Not Really. Some people would argue with my answer saying how the shelf life of a title is limited and the most important thing is to release a title with a bang to get the most sales at the beginning. I think that their argument made sense few years ago, but not today.
In my opinion the publishing plan of a title needs to look further than “short life theory” thanks to the globalization our times and the internet offer. The target market of one title is not just in English (for example) the target market can exist in different languages within the border line of one country. Just look at all the different nationalities in the US that include audiences for Fiction Thrillers, Mysteries, Children or Nonfictions such as Self-Help, Health, Religion…etc. Don’t believe me? Let me explain where I am coming from:
I was born and raised tri-lingual. Came to the US in 1989 100% fluent in English – Spanish and Italian. However at that time if you would ask me what I was reading, the answer would be an American title translated in Spanish or Italian. After over 20 years, my first choice is English, however, when it comes to Fantasy or SciFi I still prefer Spanish or Italian because I can understand better than English scientific terms, or old English. So yes, I would purchase them in Italian or Spanish rather than English. Actually, even now, I will many times skip Sci-Fi and Fantasy (genres that I love) unless I find the translation, because it just takes me too long and too much effort to read it in English.

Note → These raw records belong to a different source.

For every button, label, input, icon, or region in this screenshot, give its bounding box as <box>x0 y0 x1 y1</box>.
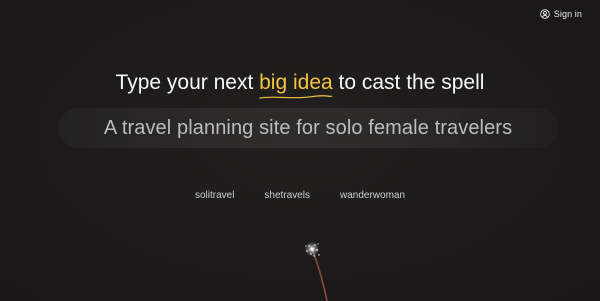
suggestion-list: solitravel shetravels wanderwoman <box>0 188 600 203</box>
magic-wand-sparkle-icon <box>304 241 328 301</box>
page: Sign in Type your next big idea to cast … <box>0 0 600 301</box>
headline-highlight-text: big idea <box>259 71 333 94</box>
headline-prefix: Type your next <box>115 71 260 94</box>
sign-in-button[interactable]: Sign in <box>534 7 588 21</box>
hero-headline: Type your next big idea to cast the spel… <box>0 70 600 99</box>
idea-input[interactable] <box>58 107 558 149</box>
headline-highlight: big idea <box>259 70 333 99</box>
suggestion-chip-solitravel[interactable]: solitravel <box>191 188 238 203</box>
suggestion-chip-shetravels[interactable]: shetravels <box>260 188 314 203</box>
user-circle-icon <box>540 9 550 19</box>
sign-in-label: Sign in <box>553 9 582 19</box>
highlight-underline <box>259 95 333 99</box>
suggestion-chip-wanderwoman[interactable]: wanderwoman <box>336 188 409 203</box>
top-bar: Sign in <box>534 6 588 22</box>
idea-input-container <box>58 107 558 149</box>
headline-suffix: to cast the spell <box>332 71 485 94</box>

What makes my experience even more interesting is that while growing up in Venezuela, I knew so many people there that, although fluent in Spanish, would prefer to read English as American Immigrants, German as German Immigrants, Portuguese, Italian…etc. We were all a part of different target markets which many times did not purchase the book we wanted because it was not available in our preferred language. This is going on still now on at even greater scale because the movement of people throughout the globe has not only increased, but thanks to the Internet, globalization is happening with most people not leaving their countries!
Think about it, just with my book Innocent War which has to do with Italian History. If I translate it in Italian (coming out before the year is over) and sell it as an eBook, Italians all over the world that are not fluent in English but are in Italian or Spanish, will most likely check it out even though they never read the English copy (including my mother). So even though my title was published the first time in 2009, and as a revised edition on 2011, it is clear to me that it is still far from R.I.P. I am so convinced about it that this week I am meeting with our next addition in Reader Views to open the Foreign Language Department not only to offer affordable book translations to our authors, but to offer reviews for foreign language books as well. Furthermore, our catalog for libraries will also have a foreign books section as well.
For once, I think that the concept of globalization can have positive consequences as we all can share our messages beyond the language barriers in hopes to enrich someone’s heart who would not have read it otherwise.